Intel Corp., which makes the central processing units for most of the world’s computers, should be indicted for fraud.

Does this sound harsh? It isn’t. I have just read about Tukwila, Intel’s new quad-core chip, a super-brain for high-end servers, which Intel claims contains more than two billion transistors. Yes, two billion.

This is transparent nonsense. I first saw a transistor in 1957, and it was the size of an aspirin tablet, with three wires emanating from it like little legs. It looked like a tiny milking stool. You might — might — put four of them on a chip, with the help of a lot of glue and a hammer, but two billion? What are we smoking?

This has been a recurrent problem with Intel. Every year it claims to have put more transistors on a chip. Every year it says the things run faster. And, OK, in honesty I have to concede that each year the chips do more amazing stuff at a higher rate. I mean, they just do. But I don’t believe the part about the transistors.

Even the physiology doesn’t work.

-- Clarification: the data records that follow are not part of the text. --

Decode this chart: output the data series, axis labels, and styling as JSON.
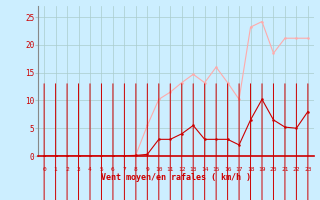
{
  "x": [
    0,
    1,
    2,
    3,
    4,
    5,
    6,
    7,
    8,
    9,
    10,
    11,
    12,
    13,
    14,
    15,
    16,
    17,
    18,
    19,
    20,
    21,
    22,
    23
  ],
  "rafales": [
    0,
    0,
    0,
    0,
    0,
    0,
    0,
    0,
    0.2,
    5.5,
    10.2,
    11.5,
    13.2,
    14.7,
    13.2,
    16.0,
    13.2,
    10.2,
    23.2,
    24.2,
    18.5,
    21.2,
    21.2,
    21.2
  ],
  "moyen": [
    0,
    0,
    0,
    0,
    0,
    0,
    0,
    0,
    0.1,
    0.3,
    3.0,
    3.0,
    4.0,
    5.5,
    3.0,
    3.0,
    3.0,
    2.0,
    6.5,
    10.2,
    6.5,
    5.2,
    5.0,
    8.0
  ],
  "bg_color": "#cceeff",
  "grid_color": "#aacccc",
  "rafales_color": "#ffaaaa",
  "moyen_color": "#cc0000",
  "xlabel": "Vent moyen/en rafales ( km/h )",
  "ylabel_ticks": [
    0,
    5,
    10,
    15,
    20,
    25
  ],
  "ylim": [
    0,
    27
  ],
  "xlim": [
    -0.5,
    23.5
  ],
  "tick_color": "#cc0000",
  "label_color": "#cc0000",
  "xtick_labels": [
    "0",
    "1",
    "2",
    "3",
    "4",
    "5",
    "6",
    "7",
    "8",
    "9",
    "10",
    "11",
    "12",
    "13",
    "14",
    "15",
    "16",
    "17",
    "18",
    "19",
    "20",
    "21",
    "22",
    "23"
  ]
}
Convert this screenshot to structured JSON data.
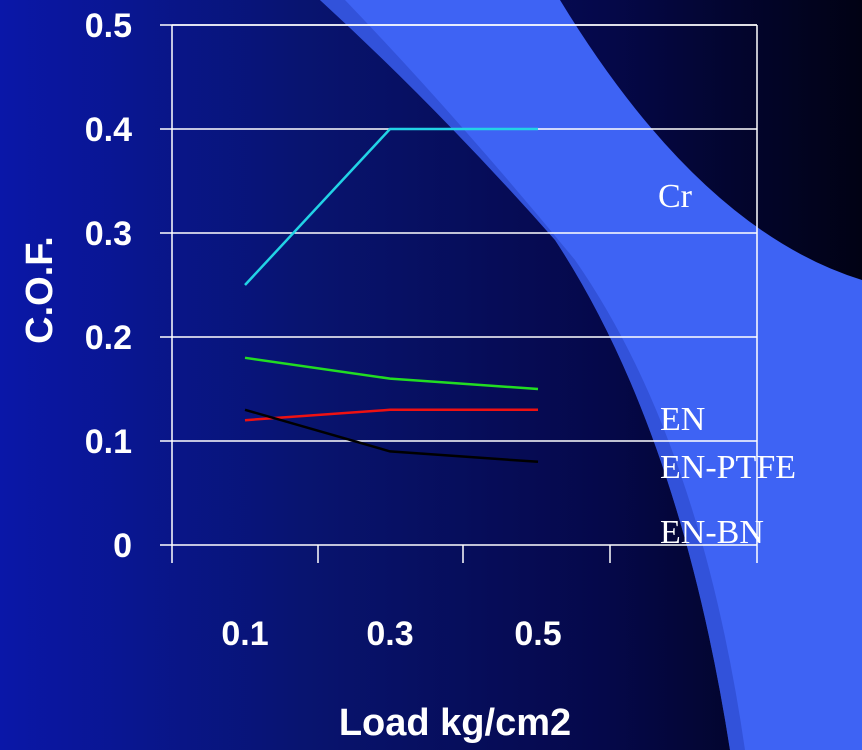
{
  "chart_data": {
    "type": "line",
    "title": "",
    "xlabel": "Load kg/cm2",
    "ylabel": "C.O.F.",
    "categories": [
      "0.1",
      "0.3",
      "0.5"
    ],
    "y_ticks": [
      "0",
      "0.1",
      "0.2",
      "0.3",
      "0.4",
      "0.5"
    ],
    "ylim": [
      0,
      0.5
    ],
    "grid": true,
    "legend_placement": "right",
    "series": [
      {
        "name": "Cr",
        "values": [
          0.25,
          0.4,
          0.4
        ],
        "color": "#22d3e6"
      },
      {
        "name": "EN",
        "values": [
          0.18,
          0.16,
          0.15
        ],
        "color": "#22dd22"
      },
      {
        "name": "EN-PTFE",
        "values": [
          0.12,
          0.13,
          0.13
        ],
        "color": "#ee1111"
      },
      {
        "name": "EN-BN",
        "values": [
          0.13,
          0.09,
          0.08
        ],
        "color": "#000000"
      }
    ]
  }
}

According to the British Broadcasting Corp., “The first chip to pack more than two billion transistors has been launched by silicon giant Intel.”

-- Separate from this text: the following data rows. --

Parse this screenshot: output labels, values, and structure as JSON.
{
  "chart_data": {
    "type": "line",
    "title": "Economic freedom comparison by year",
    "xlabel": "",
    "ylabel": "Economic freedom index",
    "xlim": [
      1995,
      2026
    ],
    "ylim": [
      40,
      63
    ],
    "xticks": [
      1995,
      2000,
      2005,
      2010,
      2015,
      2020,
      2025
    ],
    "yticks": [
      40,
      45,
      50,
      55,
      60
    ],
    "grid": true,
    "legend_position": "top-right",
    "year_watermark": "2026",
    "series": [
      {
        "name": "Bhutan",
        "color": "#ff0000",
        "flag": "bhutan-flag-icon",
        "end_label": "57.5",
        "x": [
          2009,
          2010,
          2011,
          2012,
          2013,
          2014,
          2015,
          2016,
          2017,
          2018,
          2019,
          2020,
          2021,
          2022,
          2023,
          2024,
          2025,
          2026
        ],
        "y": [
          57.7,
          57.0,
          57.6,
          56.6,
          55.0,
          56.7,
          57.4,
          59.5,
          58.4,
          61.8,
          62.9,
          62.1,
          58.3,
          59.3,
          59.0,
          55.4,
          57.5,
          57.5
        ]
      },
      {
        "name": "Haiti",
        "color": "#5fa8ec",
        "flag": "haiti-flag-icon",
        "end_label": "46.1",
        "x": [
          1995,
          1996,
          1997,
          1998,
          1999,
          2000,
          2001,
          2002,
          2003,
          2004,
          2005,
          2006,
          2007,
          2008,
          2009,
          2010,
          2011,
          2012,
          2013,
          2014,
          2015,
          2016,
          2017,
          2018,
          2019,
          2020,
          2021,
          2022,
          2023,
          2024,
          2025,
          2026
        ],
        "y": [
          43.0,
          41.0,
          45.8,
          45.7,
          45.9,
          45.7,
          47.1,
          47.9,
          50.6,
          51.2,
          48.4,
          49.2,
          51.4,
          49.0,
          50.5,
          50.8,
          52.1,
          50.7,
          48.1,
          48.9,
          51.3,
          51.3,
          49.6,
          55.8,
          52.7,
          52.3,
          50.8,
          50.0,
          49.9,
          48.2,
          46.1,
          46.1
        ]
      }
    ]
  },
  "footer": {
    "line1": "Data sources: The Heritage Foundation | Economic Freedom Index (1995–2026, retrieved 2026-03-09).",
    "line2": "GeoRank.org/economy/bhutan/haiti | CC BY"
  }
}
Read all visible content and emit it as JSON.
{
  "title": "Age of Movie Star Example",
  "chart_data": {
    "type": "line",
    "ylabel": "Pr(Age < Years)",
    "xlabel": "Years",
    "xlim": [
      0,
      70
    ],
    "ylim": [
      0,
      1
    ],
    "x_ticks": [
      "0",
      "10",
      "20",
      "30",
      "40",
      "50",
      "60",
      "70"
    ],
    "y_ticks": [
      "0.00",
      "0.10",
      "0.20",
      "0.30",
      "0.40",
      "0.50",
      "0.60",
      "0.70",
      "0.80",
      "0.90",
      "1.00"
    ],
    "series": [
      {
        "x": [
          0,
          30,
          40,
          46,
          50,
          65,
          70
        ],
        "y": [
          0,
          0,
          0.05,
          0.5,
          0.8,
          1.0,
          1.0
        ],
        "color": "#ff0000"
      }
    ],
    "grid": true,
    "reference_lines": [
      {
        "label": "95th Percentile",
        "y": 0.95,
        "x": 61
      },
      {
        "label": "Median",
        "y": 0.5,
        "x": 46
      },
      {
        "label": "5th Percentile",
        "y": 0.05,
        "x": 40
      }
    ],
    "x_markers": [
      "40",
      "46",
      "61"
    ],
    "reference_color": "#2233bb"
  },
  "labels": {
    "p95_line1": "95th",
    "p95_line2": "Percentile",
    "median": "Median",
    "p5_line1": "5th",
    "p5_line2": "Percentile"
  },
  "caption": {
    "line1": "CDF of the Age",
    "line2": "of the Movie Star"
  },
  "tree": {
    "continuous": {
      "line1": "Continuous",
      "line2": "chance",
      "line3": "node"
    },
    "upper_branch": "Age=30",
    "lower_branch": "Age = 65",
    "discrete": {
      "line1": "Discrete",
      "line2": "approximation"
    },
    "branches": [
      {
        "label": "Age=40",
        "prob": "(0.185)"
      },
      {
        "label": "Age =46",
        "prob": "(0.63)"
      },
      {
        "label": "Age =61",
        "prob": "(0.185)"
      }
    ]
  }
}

Sure. Have you ever seen a giant? They have great, thick fingers. No giant could possibly make a chip with that many transistors, any more than could a Maine moose. They might launch an aircraft carrier.

But a horde of minuscule transistors? No way.

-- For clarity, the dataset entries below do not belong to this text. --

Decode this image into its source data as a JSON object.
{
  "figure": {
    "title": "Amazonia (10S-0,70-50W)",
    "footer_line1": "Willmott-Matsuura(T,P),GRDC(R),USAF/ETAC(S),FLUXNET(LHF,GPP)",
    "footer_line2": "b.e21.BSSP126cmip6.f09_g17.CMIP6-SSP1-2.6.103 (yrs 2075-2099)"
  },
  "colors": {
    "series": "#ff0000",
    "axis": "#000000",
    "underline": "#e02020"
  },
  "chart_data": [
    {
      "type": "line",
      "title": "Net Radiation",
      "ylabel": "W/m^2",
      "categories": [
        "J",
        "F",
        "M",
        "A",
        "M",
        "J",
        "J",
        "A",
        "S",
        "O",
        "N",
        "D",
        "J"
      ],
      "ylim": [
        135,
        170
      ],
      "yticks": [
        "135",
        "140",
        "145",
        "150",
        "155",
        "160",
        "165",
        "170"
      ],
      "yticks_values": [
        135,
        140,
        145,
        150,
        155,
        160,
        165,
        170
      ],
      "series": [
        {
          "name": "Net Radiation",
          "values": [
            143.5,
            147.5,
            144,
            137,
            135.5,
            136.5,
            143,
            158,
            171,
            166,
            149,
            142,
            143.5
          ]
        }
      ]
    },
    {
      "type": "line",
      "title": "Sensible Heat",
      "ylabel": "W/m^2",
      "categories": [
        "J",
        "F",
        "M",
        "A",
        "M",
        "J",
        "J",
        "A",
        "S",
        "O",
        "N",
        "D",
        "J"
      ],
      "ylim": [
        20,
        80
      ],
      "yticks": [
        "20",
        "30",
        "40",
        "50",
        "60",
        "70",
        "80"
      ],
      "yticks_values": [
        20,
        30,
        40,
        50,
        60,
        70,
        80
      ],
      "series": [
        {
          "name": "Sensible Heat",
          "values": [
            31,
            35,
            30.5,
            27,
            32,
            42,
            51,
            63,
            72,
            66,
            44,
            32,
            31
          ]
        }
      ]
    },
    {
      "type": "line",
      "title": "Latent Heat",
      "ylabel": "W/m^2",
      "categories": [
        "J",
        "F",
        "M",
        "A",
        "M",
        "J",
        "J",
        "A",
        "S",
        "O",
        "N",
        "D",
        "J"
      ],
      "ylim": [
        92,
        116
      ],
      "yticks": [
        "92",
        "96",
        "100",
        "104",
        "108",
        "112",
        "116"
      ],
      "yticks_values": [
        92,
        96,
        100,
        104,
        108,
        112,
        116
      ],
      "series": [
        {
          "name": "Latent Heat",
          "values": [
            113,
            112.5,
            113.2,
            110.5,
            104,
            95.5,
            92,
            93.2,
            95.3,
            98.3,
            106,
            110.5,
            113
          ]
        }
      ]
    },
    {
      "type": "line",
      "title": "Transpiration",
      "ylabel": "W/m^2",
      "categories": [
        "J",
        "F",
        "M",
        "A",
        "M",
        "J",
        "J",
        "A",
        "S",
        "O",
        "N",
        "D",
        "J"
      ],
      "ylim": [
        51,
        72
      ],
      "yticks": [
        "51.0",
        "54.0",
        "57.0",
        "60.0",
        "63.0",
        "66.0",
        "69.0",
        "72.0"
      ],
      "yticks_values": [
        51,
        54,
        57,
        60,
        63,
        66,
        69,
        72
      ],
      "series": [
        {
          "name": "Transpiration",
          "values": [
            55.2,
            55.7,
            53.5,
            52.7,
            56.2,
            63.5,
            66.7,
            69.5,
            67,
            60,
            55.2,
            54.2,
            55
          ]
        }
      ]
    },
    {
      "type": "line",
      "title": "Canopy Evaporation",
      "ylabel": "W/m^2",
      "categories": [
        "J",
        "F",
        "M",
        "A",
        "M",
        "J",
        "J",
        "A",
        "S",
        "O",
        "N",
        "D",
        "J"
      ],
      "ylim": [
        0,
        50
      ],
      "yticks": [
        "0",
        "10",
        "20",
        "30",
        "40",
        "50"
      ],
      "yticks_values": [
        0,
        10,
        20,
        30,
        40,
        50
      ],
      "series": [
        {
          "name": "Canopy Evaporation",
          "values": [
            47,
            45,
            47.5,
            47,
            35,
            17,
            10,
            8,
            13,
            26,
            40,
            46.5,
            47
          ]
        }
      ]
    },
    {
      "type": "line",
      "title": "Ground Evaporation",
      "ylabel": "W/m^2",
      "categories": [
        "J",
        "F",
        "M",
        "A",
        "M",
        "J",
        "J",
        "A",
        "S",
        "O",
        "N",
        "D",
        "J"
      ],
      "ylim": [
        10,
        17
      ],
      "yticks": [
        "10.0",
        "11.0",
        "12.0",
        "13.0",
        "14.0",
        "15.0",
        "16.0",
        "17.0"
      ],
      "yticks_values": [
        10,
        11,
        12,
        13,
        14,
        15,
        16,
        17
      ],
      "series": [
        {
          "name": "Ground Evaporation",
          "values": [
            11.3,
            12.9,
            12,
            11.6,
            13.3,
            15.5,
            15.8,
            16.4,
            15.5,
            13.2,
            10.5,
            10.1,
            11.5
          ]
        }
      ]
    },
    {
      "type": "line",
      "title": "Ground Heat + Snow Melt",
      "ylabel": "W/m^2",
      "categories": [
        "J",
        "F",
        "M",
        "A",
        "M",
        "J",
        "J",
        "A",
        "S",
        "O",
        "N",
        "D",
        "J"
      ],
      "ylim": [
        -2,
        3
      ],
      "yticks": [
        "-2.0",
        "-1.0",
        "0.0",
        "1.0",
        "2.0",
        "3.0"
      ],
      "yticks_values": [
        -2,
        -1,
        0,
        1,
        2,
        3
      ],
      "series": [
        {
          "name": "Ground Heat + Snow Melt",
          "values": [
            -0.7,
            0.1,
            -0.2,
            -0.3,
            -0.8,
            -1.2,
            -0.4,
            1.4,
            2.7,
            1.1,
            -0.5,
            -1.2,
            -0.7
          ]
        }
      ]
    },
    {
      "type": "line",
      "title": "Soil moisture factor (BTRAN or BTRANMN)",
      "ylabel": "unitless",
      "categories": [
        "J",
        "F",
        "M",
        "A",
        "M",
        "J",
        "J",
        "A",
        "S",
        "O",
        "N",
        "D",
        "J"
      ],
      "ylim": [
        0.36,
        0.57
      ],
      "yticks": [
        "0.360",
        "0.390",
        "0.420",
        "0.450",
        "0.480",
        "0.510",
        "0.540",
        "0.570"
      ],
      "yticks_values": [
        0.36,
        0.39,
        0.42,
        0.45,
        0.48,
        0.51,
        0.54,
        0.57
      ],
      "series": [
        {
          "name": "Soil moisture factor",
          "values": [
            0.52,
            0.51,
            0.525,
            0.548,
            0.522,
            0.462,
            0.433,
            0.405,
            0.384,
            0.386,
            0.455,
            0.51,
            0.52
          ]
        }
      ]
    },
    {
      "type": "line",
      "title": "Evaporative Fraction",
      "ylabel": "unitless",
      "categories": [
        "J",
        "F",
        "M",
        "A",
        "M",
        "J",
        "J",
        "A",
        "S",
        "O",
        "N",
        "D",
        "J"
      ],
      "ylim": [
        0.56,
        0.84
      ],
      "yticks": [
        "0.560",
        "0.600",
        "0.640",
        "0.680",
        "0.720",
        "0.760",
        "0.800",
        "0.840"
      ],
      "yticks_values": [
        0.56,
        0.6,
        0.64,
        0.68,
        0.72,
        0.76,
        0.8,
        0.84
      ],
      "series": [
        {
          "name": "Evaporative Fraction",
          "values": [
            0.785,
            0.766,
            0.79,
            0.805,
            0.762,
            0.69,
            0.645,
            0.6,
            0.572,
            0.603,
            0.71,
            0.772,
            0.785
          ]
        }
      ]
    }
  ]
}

All right, Fred, you say, the things work, but it isn’t about transistors. Well then, smart guy, how do you explain it?

I figure it’s spirits from a parallel universe.

Nothing else makes sense. Intel is selling haunted chips. We need a law.

I understand that everyone has been brainwashed, and believes this stuff about transistors. Let me ask you, then: How does anyone know the chip has two billion transistors? Have you counted them? Do you know anyone who has counted them? Anyone you trust? Ha!

Put it this way. Suppose that, with a high-powered microscope, you could count one transistor per second. That’s 60 per minute times 60 minutes per hour times 24 hours a day times 365 days a year.

That’s years to count two billion transistors, assuming that you don’t stop to sleep. But the chip has only been out for less than a year. Even Intel doesn’t know how many transistors Tukwila has. This is clear evidence of fraud.

Now, in a sense, it doesn’t matter, if you don’t mind having in your house a box full of spirits from a parallel universe. I mean, spirits need a home like everybody else, I suppose. I’ve used Intel processors for years, and never once have they put a hex on me. I think. They get the right answers. But don’t give me this transistor stuff.

And while we’re at it, the clock speed is said to be two gigahertz. That is, it does something or other a thousand million times a second. Granted, Intel is a private enterprise, and not the federal government, which does nothing a thousand million times a second. Still, can you believe this? What can you do even a thousand times a day?

No. Intel should be called into federal court, and forced to count those transistors in front of a judge, with a notary public standing by to certify the results.

If it can’t, then the Bureau of Alcohol, Tobacco, and Firearms should arrest the corporation (how do you do that?) for illegal packaging of spirits.